Муж появился на пороге через сорок минут, за которые я себя успела извести.

— Почему ты ему ничего не объяснила по поводу матери? — спросил холодно Ярослав. Таким тоном он говорил с ответчиками и оппонентами.

— А ты мне что-то объяснил? — я встала с его кресла и прошла к дивану. Села на него с ногами и обняла подушку.

— Что тебе было непонятного в том, что я сказал, что он живет с нами? Что за сказки ты ему рассказывала? — зло произнёс Ярослав.

— Я говорила то, что было по меньшей мере логичным! — вспылила я. — А ты бы мог предупредить, что малыш потерял бабушку, а не ставить меня перед фактом, когда у ребенка начнётся истерика. Когда она скончалась?

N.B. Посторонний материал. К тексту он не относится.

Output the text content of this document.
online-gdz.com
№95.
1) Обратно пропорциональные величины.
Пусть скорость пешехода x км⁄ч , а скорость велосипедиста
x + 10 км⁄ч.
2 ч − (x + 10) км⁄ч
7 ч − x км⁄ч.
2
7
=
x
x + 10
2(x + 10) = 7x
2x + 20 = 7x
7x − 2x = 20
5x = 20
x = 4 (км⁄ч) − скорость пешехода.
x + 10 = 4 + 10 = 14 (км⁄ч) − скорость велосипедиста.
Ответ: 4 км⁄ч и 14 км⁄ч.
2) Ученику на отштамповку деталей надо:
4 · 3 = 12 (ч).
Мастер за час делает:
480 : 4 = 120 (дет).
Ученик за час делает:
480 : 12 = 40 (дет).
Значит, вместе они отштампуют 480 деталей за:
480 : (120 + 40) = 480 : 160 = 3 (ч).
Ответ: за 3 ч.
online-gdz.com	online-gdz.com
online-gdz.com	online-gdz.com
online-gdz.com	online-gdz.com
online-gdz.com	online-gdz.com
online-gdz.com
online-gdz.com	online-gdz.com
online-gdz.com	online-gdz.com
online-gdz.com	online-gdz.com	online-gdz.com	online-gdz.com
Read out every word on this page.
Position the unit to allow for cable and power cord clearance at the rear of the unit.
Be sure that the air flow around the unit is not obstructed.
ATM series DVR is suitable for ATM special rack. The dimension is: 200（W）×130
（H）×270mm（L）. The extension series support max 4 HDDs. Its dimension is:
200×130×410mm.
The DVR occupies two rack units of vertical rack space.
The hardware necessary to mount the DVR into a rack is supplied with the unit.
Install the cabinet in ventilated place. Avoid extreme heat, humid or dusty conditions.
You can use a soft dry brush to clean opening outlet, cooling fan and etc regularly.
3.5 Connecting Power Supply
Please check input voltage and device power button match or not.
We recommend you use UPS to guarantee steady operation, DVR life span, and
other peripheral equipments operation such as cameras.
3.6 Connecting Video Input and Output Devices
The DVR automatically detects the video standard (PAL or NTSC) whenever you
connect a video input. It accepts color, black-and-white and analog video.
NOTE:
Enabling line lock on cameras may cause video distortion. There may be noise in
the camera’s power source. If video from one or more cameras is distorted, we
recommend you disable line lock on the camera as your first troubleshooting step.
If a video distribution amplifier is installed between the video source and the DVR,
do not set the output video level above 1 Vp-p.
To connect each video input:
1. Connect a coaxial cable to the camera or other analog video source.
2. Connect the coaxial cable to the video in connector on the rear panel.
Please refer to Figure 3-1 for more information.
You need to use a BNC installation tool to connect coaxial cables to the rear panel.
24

— Какая тебе разница? — брезгливо спросил Ярослав и вытащил из бара коньяк. — У тебя есть задача: воспитывать детей, зачем ты лезешь куда-то?

— Может потому что мне для того, чтобы воспитывать, надо хотя бы что-то знать? — парировала я.

— Тебе достаточно знания, что по документам ты его мать и все… — отрубил муж и я не выдержала.

— Яр, это не так делается, — я отбросила подушку и встала. — Ты должен понимать, что если я и играю по твоим правилам, то это только из-за сочувствия к ребёнку, но явно не из-за твоих приказов. Для меня ты предатель…

Яр со звоном поставил на стол бокал и медленно повернулся ко мне. В его темных глазах бурлила всеми оттенками чёрного бездна.

— Да что ты знаешь о предательстве, Вик? — спросил он холодно и зло. — По тебе предательство это измена, да? А по мне предательство это когда любимый человек отказывается жить. Кричит и плачет, чтобы его отпустили. И самое дерьмовое, Вик, что малодушие, жалость, понимание, они толкают на то, чтобы принять эти желания.

Я застыла не в силах что-то ответить на такое заявление.

— Если уж говорить о предательстве, то я с ним живу последние годы. И каждый раз задаюсь вопросом, а действительно ли ты хотела уйти или это был бред? Потому что если первое, то все, что я делаю, наша дочь, наша семья это зря! Потому что я тебя просто держу тебя возле себя.

Если Ярослав считал, что я могла как-то иначе реагировать тогда, то он ошибался. Это невосполнимое горе — потерянный ребёнок, и любая мать на моем месте не хотела бы жить. Вариться в иступляющей боли, которая кожу заживо сдирала .

— Так если я тебя предала… — онемевшими губами сказала я. — Оставил бы. Зачем живешь с предательницей. Хотя погоди! Ты и так оставил. Ушёл к другой в то время, когда я оплакивала нашего ребёнка. Ты в это время был с его матерью. Ты жил, а я существовала!

Мой шепот звучал все ниже, а слёзы лились из глаз без остановки.

— Так что же ты, такой преданый, — сказала я, подавшись воздухом. — Что же ты не бросил меня предательницу? Что же не ушёл?

Ярослав бросил на меня взгляд и меня прижало к полу.

Острый нож провернулся в сердце, выворачивая его наизнанку.

Душа заскулила.

Потому что во взгляде супруга, который был для меня всем миром, я увидела вину.

Губы дрогнули, и я заторможено произнесла:

— Ты и хотел тогда уйти от меня… Яр, ты же… поэтому ребёнок родился… Ты хотел уйти…

7. Глава 7

Мои губы затряслись. Я приложила к ним ладонь, чтобы не закричать.

Он хотел уйти. Ему осточертела жена калека, которая ни родить не смогла бы, ничего другого сделать. Он был в подвешенном состоянии, где на одной чаше весов была я, авария, потерянный сын, а на другой — женщина без проблем, без истерик, без боли.

— Что тебя остановило, родной? — спросила я, присаживаясь на диван. Хотя больше было похоже, что я на него упала. Я снова ощущала боль во всем теле. Снова мне дробило кости. Снова бессонные ночи и голоса врачей были рядом.